Bir sektör seçerek konuyu daha iyi anlayıp çözümü de aynı sektörden verebiliriz. TARIM SEKTÖRÜ ÖRNEĞİ ile konuyu açıklayalım…
AKP, üretimi destekleyen politikalar yerine tarımda, sürekli ithalatı destekleyen politikaları tercih etti. Türk çiftçisine dünyanın en pahalı girdilerini kullandırmayı, gübre ve yemde yaptığı KDV indirimlerini bile beceriksizce aracı ve ithalatçılara kaptırdığını sürekli dile getirmekteyiz. Üretimi dışlayan bu politikalarla üretim artmaz ve istikrarlı bir büyüme olmaz. Bu politika sonucu, çiftçimiz yasa ile alması gereken desteği alamadı, sürekli borçlandı, geliri artmadı, gideri sürekli arttı, köyden kente göç etti, üretimi bıraktı.
Pekiyi tarımda ve buradan elde edilecek katma değerle diğer sektörlere aktarılabilecek hissedilebilir bir gerçek büyümeye nasıl ulaşabiliriz? KISACASI ÇÖZÜM NEDİR ?
Artan nüfusun sağlıklı ve dengeli beslenmesi için buğday, pirinç gibi tahıllar, nohut, fasulye, mercimek gibi bakliyatlar, yaş meyve sebzeler, şekerpancarı, yağlı tohumlu bitkiler, et, süt, yumurta gibi hayvansal ürünlerde ciddi politikaların oluşturulması gerekir. Ayrıca dışsatım için incir, üzüm, fındık, hayvancılık sektörü için yem hammaddeleri mısır ve soya stratejik ürünler kabul edilerek, bu ürünler için bağımsız politikalar olması gerekir. Ayrıca sadece Türkiye’ye özgü ve hem tarım hem de sanayiye hammadde sağlayan çay, haşhaş gibi ürünlerde de nitelikli ve tutarlı tarım politikaları izlenmelidir. Bunun yanında kırsalı yerinde tutacak ve kırsalda tarıma dayalı sanayiyi destekleyen ve istihdam yaratan üretim alanları hem korunmalı hem de geliştirilmelidir.

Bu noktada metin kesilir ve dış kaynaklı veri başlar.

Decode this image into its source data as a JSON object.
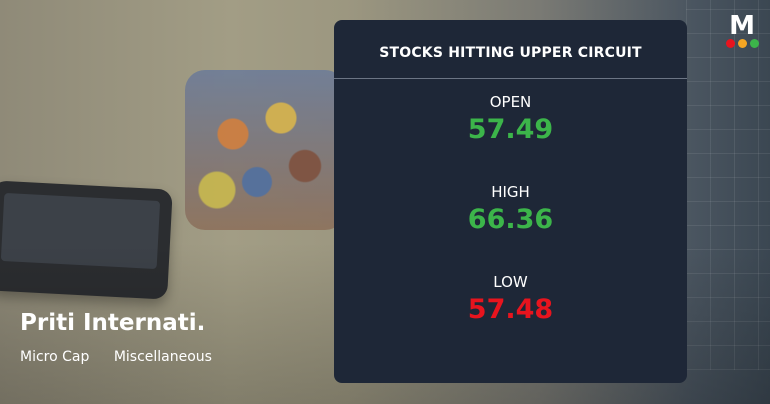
{
  "stock": {
    "name": "Priti Internati.",
    "cap": "Micro Cap",
    "sector": "Miscellaneous"
  },
  "card": {
    "title": "STOCKS HITTING UPPER CIRCUIT",
    "open": {
      "label": "OPEN",
      "value": "57.49",
      "color": "#3cb54a"
    },
    "high": {
      "label": "HIGH",
      "value": "66.36",
      "color": "#3cb54a"
    },
    "low": {
      "label": "LOW",
      "value": "57.48",
      "color": "#e8141e"
    }
  },
  "logo": {
    "letter": "M",
    "dots": [
      "#e8141e",
      "#f5a623",
      "#3cb54a"
    ]
  }
}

Tarımda stratejik ürünler belirlenerek buna uygun strateji ve politika geliştirilmezse tarımsal üretimdeki dalgalanma devam eder.

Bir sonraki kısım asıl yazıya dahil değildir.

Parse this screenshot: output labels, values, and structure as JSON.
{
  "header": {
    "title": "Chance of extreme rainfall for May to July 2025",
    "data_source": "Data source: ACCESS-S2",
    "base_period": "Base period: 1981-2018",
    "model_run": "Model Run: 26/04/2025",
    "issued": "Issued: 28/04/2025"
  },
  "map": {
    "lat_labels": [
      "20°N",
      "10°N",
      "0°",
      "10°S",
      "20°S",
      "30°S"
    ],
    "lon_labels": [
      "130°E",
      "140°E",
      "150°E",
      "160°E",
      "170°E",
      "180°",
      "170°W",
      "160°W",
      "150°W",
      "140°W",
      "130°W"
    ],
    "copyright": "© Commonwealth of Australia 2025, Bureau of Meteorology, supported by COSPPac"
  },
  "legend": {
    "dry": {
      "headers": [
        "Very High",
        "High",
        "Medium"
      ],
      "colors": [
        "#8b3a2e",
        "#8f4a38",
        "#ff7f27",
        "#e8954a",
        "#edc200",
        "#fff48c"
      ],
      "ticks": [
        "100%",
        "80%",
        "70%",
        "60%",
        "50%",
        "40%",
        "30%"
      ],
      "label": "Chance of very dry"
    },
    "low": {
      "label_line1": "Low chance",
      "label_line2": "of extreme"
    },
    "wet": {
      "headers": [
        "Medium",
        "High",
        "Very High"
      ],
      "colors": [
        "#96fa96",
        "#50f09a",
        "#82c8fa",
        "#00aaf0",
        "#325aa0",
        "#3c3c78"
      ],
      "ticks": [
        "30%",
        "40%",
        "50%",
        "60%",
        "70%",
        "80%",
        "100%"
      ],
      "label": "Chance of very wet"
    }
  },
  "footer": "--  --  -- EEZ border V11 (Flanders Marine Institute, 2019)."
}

Türkiye’nin her alanda büyümesinin motor gücü tarım ve tarıma dayalı sanayidir. Döviz harcamalarının azaltılması, Türkiye’nin elindeki dövizi dışarıya kaptırmaması için tarımsal üretim çok önemlidir. Tarımsal üretimi artırarak, ithalatı düşürerek dışarıya döviz aktarımı azaltılabilir. Petrolde, elektronikte, bazı yüksek teknoloji gerektiren temel makine ve kimya ürünlerinde ithalatı dolayısıyla dövizi belki kısamazsınız. Ama tarımda üretim yaparak bir çok kalemde döviz çıkışını önleyebiliriz. Türkiye’nin böyle bir potansiyeli ve gücü vardır. Birçok somut örnek verebiliriz. Marmara, İç Anadolu bölgelerinde ciddi bir üretim planlamasıyla yağlı tohumlu bitkilerin ithalatı azaltılabilir ve yılda 3-4 milyar $ döviz çıkışı önlenebilir. Yine İç Anadolu bölgesinde nohut, fasulye ve mercimek üretimi desteklenerek yılda 400-500 milyon $’lık tasarruf yapılabilir. Meralara su ve gübre götürülerek üretim planlamasıyla yılda 1 milyar $’ı aşan kırmızı et ve hayvan ithalatı önlenebilir. Örnekleri çoğaltabiliriz.
Yağlı tohumlar, bitkisel yağlar, yem hammaddesi başta olmak üzere milyarlarca dolar ödeyerek ithal ettiğimiz tarım ürünlerini kendi ülkemizde üretebilsek büyümede gerçek rekorlar kırabilir, ÜRETEN ve HAKÇA BÖLÜŞEN BİR TÜRKİYE’Yİ yaratabiliriz.